Florence said “Yes,” but her tone was not very lively. Mrs Fortescue glanced at her.
“She is thinking of Lieutenant Reid,” was her thought. “Poor child! Well, of course, he is handsome and well-born, and she has plenty of money, only I always did think that with her great beauty she would be the one to make the best match. However, there is no interfering with nature, and if she loves him—and beyond doubt he loves her—it will be all right.” Aloud Mrs Fortescue said—
“You had better send a telegram to Mr Timmins to tell him you will go up by the train you mention. I will prepare sandwiches for you for the journey, and take you to the station and come again to meet the train by which you return. Nothing will induce me to neglect even a particle of my duty: you may be certain of that, my loves. Only I do hope, Brenda, that if you can put in a word for one who truly loves you, during your interview with Mr Timmins, you will mention me as the chaperone you would like best.”
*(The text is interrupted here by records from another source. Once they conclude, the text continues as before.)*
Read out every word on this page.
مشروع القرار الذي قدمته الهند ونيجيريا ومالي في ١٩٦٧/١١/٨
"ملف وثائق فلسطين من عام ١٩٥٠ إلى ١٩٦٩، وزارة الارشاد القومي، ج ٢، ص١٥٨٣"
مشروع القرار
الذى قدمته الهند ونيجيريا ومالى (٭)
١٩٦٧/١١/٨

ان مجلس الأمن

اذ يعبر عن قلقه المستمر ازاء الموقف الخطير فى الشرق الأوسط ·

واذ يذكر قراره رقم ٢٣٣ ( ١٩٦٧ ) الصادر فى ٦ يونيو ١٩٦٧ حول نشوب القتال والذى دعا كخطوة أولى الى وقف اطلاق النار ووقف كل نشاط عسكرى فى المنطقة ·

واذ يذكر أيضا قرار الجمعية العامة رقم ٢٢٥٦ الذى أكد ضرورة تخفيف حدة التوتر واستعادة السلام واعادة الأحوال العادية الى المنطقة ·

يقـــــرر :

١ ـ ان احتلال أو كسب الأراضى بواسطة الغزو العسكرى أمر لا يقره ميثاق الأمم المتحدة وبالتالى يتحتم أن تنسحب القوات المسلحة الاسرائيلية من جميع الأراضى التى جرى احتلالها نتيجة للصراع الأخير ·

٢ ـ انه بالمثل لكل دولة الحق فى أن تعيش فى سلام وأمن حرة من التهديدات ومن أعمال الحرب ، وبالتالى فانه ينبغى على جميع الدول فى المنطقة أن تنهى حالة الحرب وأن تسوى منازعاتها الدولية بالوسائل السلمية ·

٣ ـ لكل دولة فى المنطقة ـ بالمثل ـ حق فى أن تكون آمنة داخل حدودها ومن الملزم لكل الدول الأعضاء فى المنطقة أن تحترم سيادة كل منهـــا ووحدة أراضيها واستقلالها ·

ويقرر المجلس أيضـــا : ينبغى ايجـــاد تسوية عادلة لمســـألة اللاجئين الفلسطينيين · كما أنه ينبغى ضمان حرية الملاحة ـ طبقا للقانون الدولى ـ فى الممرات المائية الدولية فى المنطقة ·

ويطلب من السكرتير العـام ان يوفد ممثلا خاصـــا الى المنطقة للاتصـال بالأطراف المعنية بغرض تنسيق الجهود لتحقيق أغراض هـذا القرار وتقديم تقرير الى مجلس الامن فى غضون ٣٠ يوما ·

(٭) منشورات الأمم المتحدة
“I will mention you with real affection,” said Brenda; and she got up as she spoke and, going up to the little woman, kissed her on her forehead. Then she said, gently: “Mr Timmins specially says not to send a telegram—that a postcard will do equally well.”
Chapter Five.
A Proposal and a Promise.
Soon after lunch on that day Florence went out alone to execute some small commissions for Mrs Fortescue. She was wearing a sealskin cap and very chic little sealskin jacket. No one could look nicer than she did in her pretty and expensive dress, and nothing could become her radiant complexion and those changeful eyes of hers better than the sealskin cap, which revealed beneath its narrow brim just a touch of that bright chestnut hair which Lieutenant Reid thought of by day and dreamed of by night. It was only last night that he dreamed he was touching that hair and even kissing it and calling it his own. Now it was a queer dream, for his locks were harsh and, of course, very short, and although he had thick hair, it was not exactly beautiful. He could only have called Florence’s chestnut locks his own in one sense. Somehow, as he lay in bed that morning and thought about the girl, he imagined himself more than ever in love with her.
“I do care for her, quite independently of her money,” he thought. “She is the happiest, happiest girl on earth, and the most beautiful. I always had a penchant for her, but now I am in love with her.”